Forty Club celebrates 85 years of Black social life


The Forty Club of the Twin Cities, one of the longest enduring social clubs in the state, has designated 2010 as a commemoration year to memorialize its 85 years of active participation. Its calendar of events this year is being dedicated to the memory of those who initiated the club and have over the years maintained its viability and sustainability so that it has become one of the real giants of Twin Cities African American recreational life.

The Forty Club was formed in April of 1925, at a time when things were very different for African Americans in Minnesota – and in this country, for that matter. Most Black organizations were focused on civic and cultural equality, but the Forty Club’s organizational purpose focused strictly on recreation and entertainment.

The initial rules governing the club stated: “The object [of the club] is to promote social activities.” It even spelled out some of the activities by indicting that “dance parties will be given 4 times a year.” During that time, and for some time afterwards, dance parties were a main staple in African American entertainment circles.

Babe Salters, somewhat of a musical forerunner of the day, led one of the early music groups that played for some of the dance parties. Later, Percy Hughes and his orchestra were among the groups supplying music for club dances. (Incidentally, Percy Hughes’ father was among the founders of the club in 1925.)

Although the club is no longer bound to four dances a year, dances are still a part of the club’s party routine. The “Electric Slide” became almost a standard part of the club’s itinerary. As a matter of fact, at any of today’s functions you might still see a line assembled on the dance floor with the Electric Slide in mind.
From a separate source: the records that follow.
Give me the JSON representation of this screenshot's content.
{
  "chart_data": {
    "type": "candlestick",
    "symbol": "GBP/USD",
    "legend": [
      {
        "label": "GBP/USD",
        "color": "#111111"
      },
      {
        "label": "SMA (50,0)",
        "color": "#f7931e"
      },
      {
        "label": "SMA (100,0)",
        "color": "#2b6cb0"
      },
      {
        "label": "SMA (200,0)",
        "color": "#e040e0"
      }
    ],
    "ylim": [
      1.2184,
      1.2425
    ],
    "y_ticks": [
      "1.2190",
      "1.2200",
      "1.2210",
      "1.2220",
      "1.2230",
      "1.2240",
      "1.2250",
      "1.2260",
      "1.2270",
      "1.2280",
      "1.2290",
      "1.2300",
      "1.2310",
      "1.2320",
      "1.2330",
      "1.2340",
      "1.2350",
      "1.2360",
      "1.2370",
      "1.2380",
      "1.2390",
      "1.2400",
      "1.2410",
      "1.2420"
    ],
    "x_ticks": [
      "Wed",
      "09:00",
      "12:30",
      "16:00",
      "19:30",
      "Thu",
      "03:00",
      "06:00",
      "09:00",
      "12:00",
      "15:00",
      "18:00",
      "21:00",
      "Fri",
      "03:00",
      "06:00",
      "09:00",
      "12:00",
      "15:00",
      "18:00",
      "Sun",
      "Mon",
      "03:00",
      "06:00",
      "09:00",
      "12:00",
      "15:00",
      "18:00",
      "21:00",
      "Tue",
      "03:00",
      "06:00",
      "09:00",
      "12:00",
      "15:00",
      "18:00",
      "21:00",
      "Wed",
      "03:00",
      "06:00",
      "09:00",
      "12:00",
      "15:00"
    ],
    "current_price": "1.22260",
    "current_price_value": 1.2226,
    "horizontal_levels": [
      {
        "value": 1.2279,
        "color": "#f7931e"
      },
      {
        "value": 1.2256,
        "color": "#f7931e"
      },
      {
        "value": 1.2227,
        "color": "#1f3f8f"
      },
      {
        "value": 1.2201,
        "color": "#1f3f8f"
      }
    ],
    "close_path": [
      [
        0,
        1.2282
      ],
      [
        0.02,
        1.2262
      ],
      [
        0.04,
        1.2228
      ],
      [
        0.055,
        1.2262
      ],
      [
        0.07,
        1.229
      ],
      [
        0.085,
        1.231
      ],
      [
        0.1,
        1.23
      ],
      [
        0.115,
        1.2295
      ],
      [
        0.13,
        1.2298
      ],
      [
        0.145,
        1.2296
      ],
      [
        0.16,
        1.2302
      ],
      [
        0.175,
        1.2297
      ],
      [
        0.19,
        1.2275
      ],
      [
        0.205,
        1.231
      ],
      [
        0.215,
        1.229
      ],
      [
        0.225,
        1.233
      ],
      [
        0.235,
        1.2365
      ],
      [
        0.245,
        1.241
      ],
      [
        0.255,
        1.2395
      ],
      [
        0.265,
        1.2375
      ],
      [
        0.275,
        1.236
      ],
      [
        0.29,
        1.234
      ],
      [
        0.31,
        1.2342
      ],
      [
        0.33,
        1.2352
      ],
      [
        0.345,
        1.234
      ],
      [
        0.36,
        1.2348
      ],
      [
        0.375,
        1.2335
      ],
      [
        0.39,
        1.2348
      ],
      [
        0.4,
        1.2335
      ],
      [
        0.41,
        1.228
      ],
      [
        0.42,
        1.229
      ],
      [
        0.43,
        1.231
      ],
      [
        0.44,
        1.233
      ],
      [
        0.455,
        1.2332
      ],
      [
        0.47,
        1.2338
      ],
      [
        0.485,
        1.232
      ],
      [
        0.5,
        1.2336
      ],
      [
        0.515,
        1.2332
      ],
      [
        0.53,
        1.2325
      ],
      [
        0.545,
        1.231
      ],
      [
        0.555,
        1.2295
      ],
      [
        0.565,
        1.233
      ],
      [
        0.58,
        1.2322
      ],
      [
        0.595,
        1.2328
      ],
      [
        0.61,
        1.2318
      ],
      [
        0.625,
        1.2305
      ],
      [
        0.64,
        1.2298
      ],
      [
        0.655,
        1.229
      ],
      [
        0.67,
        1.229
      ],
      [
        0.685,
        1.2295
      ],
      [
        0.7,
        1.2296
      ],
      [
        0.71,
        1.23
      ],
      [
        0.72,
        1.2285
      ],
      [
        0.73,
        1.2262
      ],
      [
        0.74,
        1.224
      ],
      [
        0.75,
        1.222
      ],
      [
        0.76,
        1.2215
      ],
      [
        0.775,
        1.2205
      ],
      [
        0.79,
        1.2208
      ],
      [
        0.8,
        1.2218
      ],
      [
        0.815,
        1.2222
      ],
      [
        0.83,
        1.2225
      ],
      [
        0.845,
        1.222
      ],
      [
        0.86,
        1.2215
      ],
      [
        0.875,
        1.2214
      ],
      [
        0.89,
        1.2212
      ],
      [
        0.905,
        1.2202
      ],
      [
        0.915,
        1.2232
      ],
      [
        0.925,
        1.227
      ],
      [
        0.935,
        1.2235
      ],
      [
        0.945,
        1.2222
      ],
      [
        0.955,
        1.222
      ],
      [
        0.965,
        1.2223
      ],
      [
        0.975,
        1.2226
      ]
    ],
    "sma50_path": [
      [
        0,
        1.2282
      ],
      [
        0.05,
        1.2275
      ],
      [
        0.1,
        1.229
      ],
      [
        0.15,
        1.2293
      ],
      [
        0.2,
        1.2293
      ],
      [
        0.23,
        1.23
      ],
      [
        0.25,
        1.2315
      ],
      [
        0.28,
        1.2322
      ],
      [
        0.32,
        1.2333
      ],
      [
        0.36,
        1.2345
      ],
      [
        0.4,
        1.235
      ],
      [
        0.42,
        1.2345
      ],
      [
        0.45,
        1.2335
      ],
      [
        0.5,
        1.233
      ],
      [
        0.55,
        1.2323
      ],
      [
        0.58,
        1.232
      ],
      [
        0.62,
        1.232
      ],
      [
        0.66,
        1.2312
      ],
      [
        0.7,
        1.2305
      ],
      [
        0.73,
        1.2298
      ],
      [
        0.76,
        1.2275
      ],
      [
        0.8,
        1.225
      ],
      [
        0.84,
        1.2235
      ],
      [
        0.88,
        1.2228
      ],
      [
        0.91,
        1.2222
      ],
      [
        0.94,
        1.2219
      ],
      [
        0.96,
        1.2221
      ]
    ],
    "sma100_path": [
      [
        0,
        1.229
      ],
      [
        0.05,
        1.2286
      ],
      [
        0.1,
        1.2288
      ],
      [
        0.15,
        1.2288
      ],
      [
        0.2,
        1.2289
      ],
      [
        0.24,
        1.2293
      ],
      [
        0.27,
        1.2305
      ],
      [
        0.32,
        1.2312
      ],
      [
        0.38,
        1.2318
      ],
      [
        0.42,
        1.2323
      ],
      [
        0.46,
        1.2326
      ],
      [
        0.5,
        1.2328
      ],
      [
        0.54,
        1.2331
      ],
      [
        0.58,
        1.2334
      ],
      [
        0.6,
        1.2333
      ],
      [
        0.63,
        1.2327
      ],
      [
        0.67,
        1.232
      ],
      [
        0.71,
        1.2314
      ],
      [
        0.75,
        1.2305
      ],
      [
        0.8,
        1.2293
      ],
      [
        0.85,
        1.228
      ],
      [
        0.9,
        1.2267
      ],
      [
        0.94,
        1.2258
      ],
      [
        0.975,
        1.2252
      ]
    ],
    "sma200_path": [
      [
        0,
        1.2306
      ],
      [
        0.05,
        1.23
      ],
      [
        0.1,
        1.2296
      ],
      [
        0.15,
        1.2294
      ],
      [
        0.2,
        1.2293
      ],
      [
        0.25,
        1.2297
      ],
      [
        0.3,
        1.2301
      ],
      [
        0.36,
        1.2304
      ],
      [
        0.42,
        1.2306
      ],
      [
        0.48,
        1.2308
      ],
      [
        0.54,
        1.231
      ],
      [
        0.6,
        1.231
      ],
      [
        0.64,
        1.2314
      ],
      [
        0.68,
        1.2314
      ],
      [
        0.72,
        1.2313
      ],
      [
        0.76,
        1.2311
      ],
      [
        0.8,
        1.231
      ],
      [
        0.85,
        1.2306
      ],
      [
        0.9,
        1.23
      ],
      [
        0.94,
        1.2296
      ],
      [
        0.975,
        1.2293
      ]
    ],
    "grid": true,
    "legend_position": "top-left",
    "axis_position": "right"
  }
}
Another rule decreed by the Forty Club originators was that the club would have at least one summer outing a year. This was later extended into several each year and became a major and highly anticipated activity of the club.

Myrrhene Crawford, a third-generation member whose grandfather, S.E. Hall, was an active founding member, relates that her grandfather owned a cabin on a lake in Little Canada and the club had access to it. The Hall brothers’ cabin was used for several years and left pleasant memories for many who still remember it.

The club today has several members who are second-generation members and a few third-generationers. They are referred to in the club as “legacy members.”(The club’s current president’s husband, Gary Allen, is a legacy member.)

The longtime generational loyalty to the club undoubtedly is one of the reasons for the 85-year longevity of its existence. One of the legacy members made this remark: “Growing up, I always looked forward to eventually becoming a member of the Forty Club the same way that I looked forward to the coming of Christmas.”

At the initiation of the Forty Club, it was decided to restrict club membership to 20 couples from the Minneapolis area and 20 couples from the St. Paul area – hence the name. Eighty-five years ago, Blacks in Minneapolis and St. Paul were somewhat estranged, and one of the things that Forty Club founders had in mind was uniting the two cities’ Black populations. With the requirement of an equal number of memberships from each city, the Forty Club was a pioneer in creating inter-city unification.

Over the years there have been various attempts to increase the membership size, but this has been resisted by the membership at large, and the club has remained at the 40-membership level. Some feel that the membership number is significant to the founders’ insight.

Others feel that by becoming too large the club would lose some of its intimacy. For example, Herticenea Self, a member since the ’70s, indicated,

“The combined 40 couples make for a nice, workable group size. When we first joined we knew few members, but…we were soon to know most members by first name.” Joseph Sizer, a member since 1966, echoed the same sentiment.

Although the club’s purpose was strictly social and recreational, many of its members were leaders in the city and state. None gained greater prominence than founding member Clarence “Cap” Wigington, the first African American registered architect in Minnesota.

Wigington designed an array of schools, fire stations, park structures, and annual ice palaces for the Winter Carnival. His designs for the Highland Park Water Tower, the Holman Airfield Administration Building, and the Harriet Island Pavilion (now named after him) are on the National Register of Historic Places.

Among the other founding members was Tela Burt, first African American realtor, and several doctors and lawyers who played prominent roles in the early Minnesota Black community.

Officers elected by the club founders 85 years ago were: Harold Combs, president; Mrs. Adina Gibbs, secretary; Mrs. Hattie Oliver, vice president; and Dr. Earl Weber, treasurer.